Representative (A) cyclophane hosts and (B) small-molecule guests.

Figure 13.

(A) The benzylic proton ¹H NMR resonances of episulfonium model 119 undergo a significant upfield shift upon complexation with 113e. (B) Simplified catalysts used to approximate 113 in computational analyses. The lowest-energy computed transition structures (M05-2X/6-31G(d)) with catalyst 120e en route to the (C) major and (D) minor enantiomers of product 118. Noncovalent interactions (green surfaces) were visualized with NCIPLOT. Red dotted lines represent cation–π interactions. Blue dotted lines represent hydrogen bonds. Black or grey dotted lines indicate forming or breaking bonds. Adapted from ref. 100.

Biographies

C. Rose Kennedy was raised in Tucson, Arizona. She earned her B.S. degree from the University of Rochester, where she conducted research with Professor Alison Frontier. She is currently working on her Ph.D. at Harvard University under the direction of Professor Eric Jacobsen. Her research is focused on the development and mechanistic evaluation of enantioselective methods relying on the cooperative action of organic small-molecule catalysts and alkali metal salts.

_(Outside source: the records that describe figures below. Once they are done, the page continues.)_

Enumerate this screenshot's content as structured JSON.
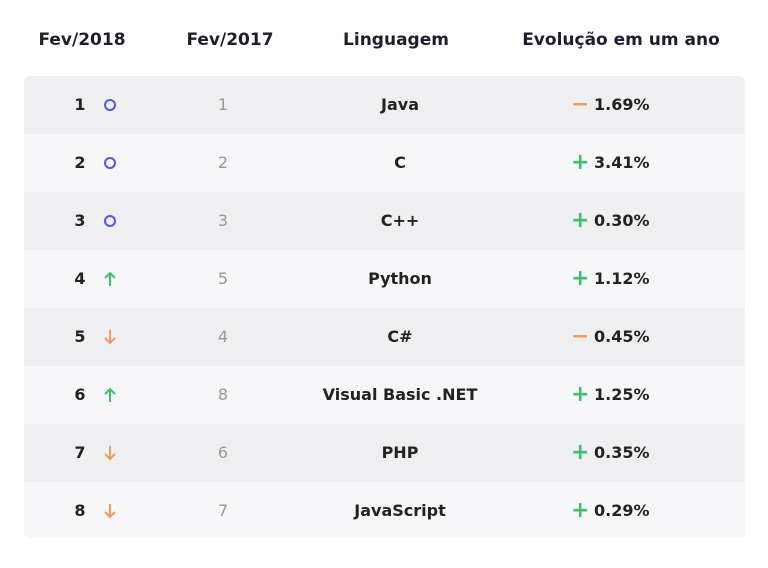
{
  "table": {
    "headers": [
      "Fev/2018",
      "Fev/2017",
      "Linguagem",
      "Evolução em um ano"
    ],
    "rows": [
      {
        "rank_2018": "1",
        "movement": "same",
        "rank_2017": "1",
        "language": "Java",
        "sign": "−",
        "change": "1.69%"
      },
      {
        "rank_2018": "2",
        "movement": "same",
        "rank_2017": "2",
        "language": "C",
        "sign": "+",
        "change": "3.41%"
      },
      {
        "rank_2018": "3",
        "movement": "same",
        "rank_2017": "3",
        "language": "C++",
        "sign": "+",
        "change": "0.30%"
      },
      {
        "rank_2018": "4",
        "movement": "up",
        "rank_2017": "5",
        "language": "Python",
        "sign": "+",
        "change": "1.12%"
      },
      {
        "rank_2018": "5",
        "movement": "down",
        "rank_2017": "4",
        "language": "C#",
        "sign": "−",
        "change": "0.45%"
      },
      {
        "rank_2018": "6",
        "movement": "up",
        "rank_2017": "8",
        "language": "Visual Basic .NET",
        "sign": "+",
        "change": "1.25%"
      },
      {
        "rank_2018": "7",
        "movement": "down",
        "rank_2017": "6",
        "language": "PHP",
        "sign": "+",
        "change": "0.35%"
      },
      {
        "rank_2018": "8",
        "movement": "down",
        "rank_2017": "7",
        "language": "JavaScript",
        "sign": "+",
        "change": "0.29%"
      }
    ]
  }
}
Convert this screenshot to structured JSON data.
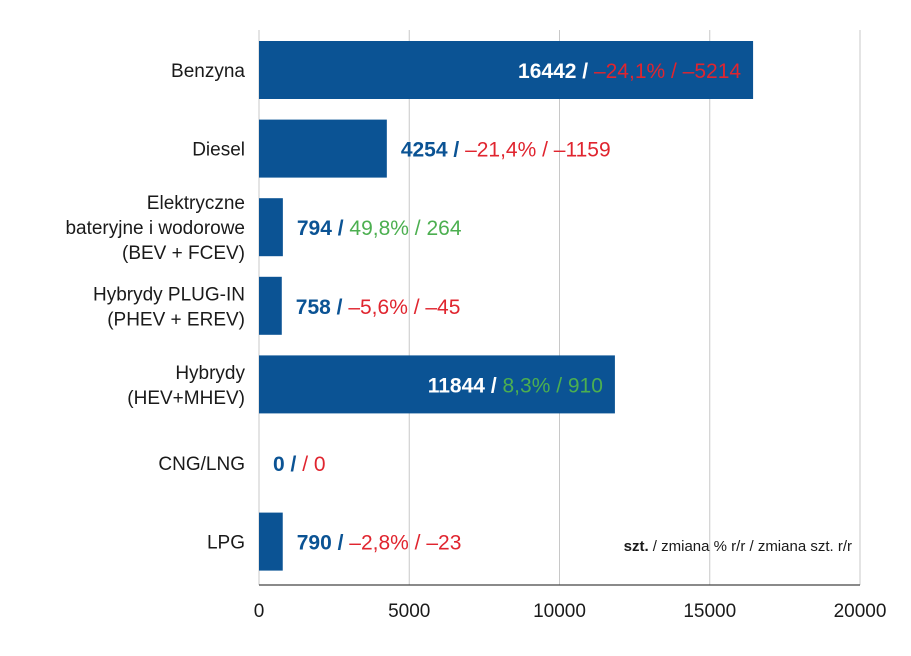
{
  "colors": {
    "bar": "#0b5394",
    "count_on_bar": "#ffffff",
    "count_off_bar": "#0b5394",
    "negative": "#e0252f",
    "positive": "#4caf50",
    "grid": "#c8c8c8"
  },
  "chart_data": {
    "type": "bar",
    "orientation": "horizontal",
    "xlim": [
      0,
      20000
    ],
    "x_ticks": [
      "0",
      "5000",
      "10000",
      "15000",
      "20000"
    ],
    "grid": true,
    "categories": [
      [
        "Benzyna"
      ],
      [
        "Diesel"
      ],
      [
        "Elektryczne",
        "bateryjne i wodorowe",
        "(BEV + FCEV)"
      ],
      [
        "Hybrydy PLUG-IN",
        "(PHEV + EREV)"
      ],
      [
        "Hybrydy",
        "(HEV+MHEV)"
      ],
      [
        "CNG/LNG"
      ],
      [
        "LPG"
      ]
    ],
    "values": [
      16442,
      4254,
      794,
      758,
      11844,
      0,
      790
    ],
    "labels": [
      {
        "count": "16442",
        "sep": " / ",
        "change": "–24,1% / –5214",
        "trend": "negative",
        "inside": true
      },
      {
        "count": "4254",
        "sep": " / ",
        "change": "–21,4% / –1159",
        "trend": "negative",
        "inside": false
      },
      {
        "count": "794",
        "sep": " / ",
        "change": "49,8% / 264",
        "trend": "positive",
        "inside": false
      },
      {
        "count": "758",
        "sep": " / ",
        "change": "–5,6% / –45",
        "trend": "negative",
        "inside": false
      },
      {
        "count": "11844",
        "sep": " / ",
        "change": "8,3% / 910",
        "trend": "positive",
        "inside": true
      },
      {
        "count": "0",
        "sep": " /   ",
        "change": "/ 0",
        "trend": "negative",
        "inside": false
      },
      {
        "count": "790",
        "sep": " / ",
        "change": "–2,8% / –23",
        "trend": "negative",
        "inside": false
      }
    ],
    "legend_note": {
      "bold": "szt.",
      "rest": " / zmiana % r/r / zmiana szt. r/r"
    }
  }
}
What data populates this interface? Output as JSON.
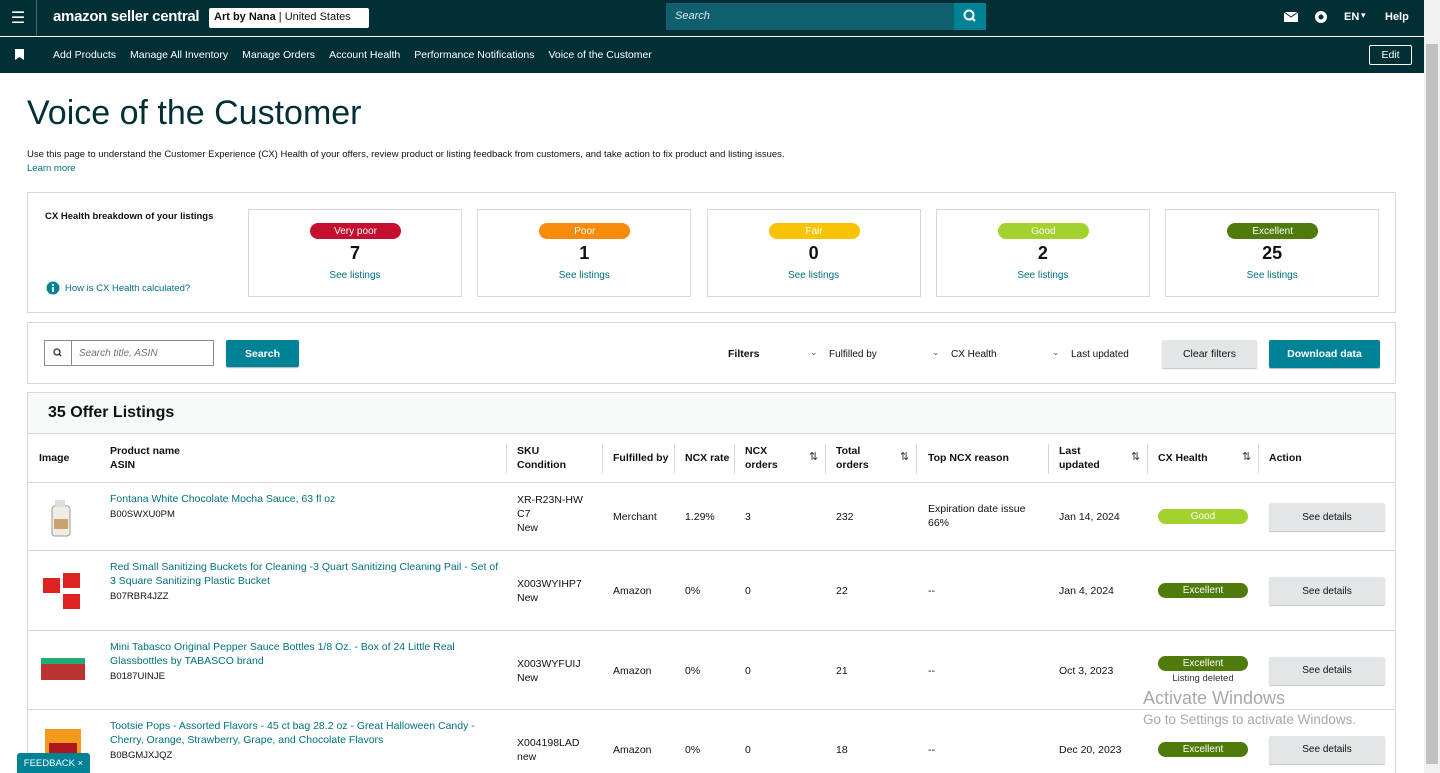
{
  "header": {
    "menu": "☰",
    "logo": "amazon seller central",
    "store": "Art by Nana",
    "region": "United States",
    "search_placeholder": "Search",
    "language": "EN",
    "help": "Help"
  },
  "nav": {
    "items": [
      "Add Products",
      "Manage All Inventory",
      "Manage Orders",
      "Account Health",
      "Performance Notifications",
      "Voice of the Customer"
    ],
    "edit": "Edit"
  },
  "page": {
    "title": "Voice of the Customer",
    "description": "Use this page to understand the Customer Experience (CX) Health of your offers, review product or listing feedback from customers, and take action to fix product and listing issues.",
    "learn_more": "Learn more"
  },
  "health": {
    "title": "CX Health breakdown of your listings",
    "help_link": "How is CX Health calculated?",
    "cards": [
      {
        "label": "Very poor",
        "count": 7,
        "link": "See listings"
      },
      {
        "label": "Poor",
        "count": 1,
        "link": "See listings"
      },
      {
        "label": "Fair",
        "count": 0,
        "link": "See listings"
      },
      {
        "label": "Good",
        "count": 2,
        "link": "See listings"
      },
      {
        "label": "Excellent",
        "count": 25,
        "link": "See listings"
      }
    ]
  },
  "toolbar": {
    "search_placeholder": "Search title, ASIN",
    "search_button": "Search",
    "filters_label": "Filters",
    "filters": [
      "Fulfilled by",
      "CX Health",
      "Last updated"
    ],
    "clear_filters": "Clear filters",
    "download": "Download data"
  },
  "listings": {
    "title": "35 Offer Listings",
    "columns": [
      [
        "Image"
      ],
      [
        "Product name",
        "ASIN"
      ],
      [
        "SKU",
        "Condition"
      ],
      [
        "Fulfilled by"
      ],
      [
        "NCX rate"
      ],
      [
        "NCX",
        "orders"
      ],
      [
        "Total",
        "orders"
      ],
      [
        "Top NCX reason"
      ],
      [
        "Last",
        "updated"
      ],
      [
        "CX Health"
      ],
      [
        "Action"
      ]
    ],
    "rows": [
      {
        "name": "Fontana White Chocolate Mocha Sauce, 63 fl oz",
        "asin": "B00SWXU0PM",
        "sku": "XR-R23N-HWC7",
        "condition": "New",
        "fulfilled_by": "Merchant",
        "ncx_rate": "1.29%",
        "ncx_orders": 3,
        "total_orders": 232,
        "reason": "Expiration date issue",
        "reason_share": "66%",
        "last_updated": "Jan 14, 2024",
        "health": "Good",
        "action": "See details"
      },
      {
        "name": "Red Small Sanitizing Buckets for Cleaning -3 Quart Sanitizing Cleaning Pail - Set of 3 Square Sanitizing Plastic Bucket",
        "asin": "B07RBR4JZZ",
        "sku": "X003WYIHP7",
        "condition": "New",
        "fulfilled_by": "Amazon",
        "ncx_rate": "0%",
        "ncx_orders": 0,
        "total_orders": 22,
        "reason": "--",
        "last_updated": "Jan 4, 2024",
        "health": "Excellent",
        "action": "See details"
      },
      {
        "name": "Mini Tabasco Original Pepper Sauce Bottles 1/8 Oz. - Box of 24 Little Real Glassbottles by TABASCO brand",
        "asin": "B0187UINJE",
        "sku": "X003WYFUIJ",
        "condition": "New",
        "fulfilled_by": "Amazon",
        "ncx_rate": "0%",
        "ncx_orders": 0,
        "total_orders": 21,
        "reason": "--",
        "last_updated": "Oct 3, 2023",
        "health": "Excellent",
        "health_note": "Listing deleted",
        "action": "See details"
      },
      {
        "name": "Tootsie Pops - Assorted Flavors - 45 ct bag 28.2 oz - Great Halloween Candy - Cherry, Orange, Strawberry, Grape, and Chocolate Flavors",
        "asin": "B0BGMJXJQZ",
        "sku": "X004198LAD",
        "condition": "new",
        "fulfilled_by": "Amazon",
        "ncx_rate": "0%",
        "ncx_orders": 0,
        "total_orders": 18,
        "reason": "--",
        "last_updated": "Dec 20, 2023",
        "health": "Excellent",
        "action": "See details"
      }
    ]
  },
  "feedback": "FEEDBACK ×",
  "watermark": {
    "title": "Activate Windows",
    "subtitle": "Go to Settings to activate Windows."
  }
}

Song Lin was born and raised in Tianjin, China. He earned his B.S. degree from Peking University in 2008, where he conducted research with Professor Zhang-Jie Shi. In 2013, he earned his Ph.D. at Harvard University, working under the direction of Professor Eric Jacobsen. His doctoral research was focused on the development and mechanistic understanding of enantioselective reactions catalyzed by multifunctional, organic small molecules. He is currently a postdoctoral fellow with Professor Christopher Chang at UC Berkeley.

Eric N. Jacobsen was born and raised in New York City. He earned his B.S. from New York University in 1982, working with Professor Yorke Rhodes, and his Ph.D. from UC Berkeley in 1986, working under the direction of Professor Robert Bergman. He then carried out postdoctoral studies with Professor Barry Sharpless at MIT. He began his independent career at the University of Illinois at Urbana-Champaign in 1988, and he moved to Harvard University in 1993, where he is currently the Sheldon Emory Professor of Organic Chemistry. His research interests lie in the discovery, mechanistic elucidation, and application of new catalytic processes.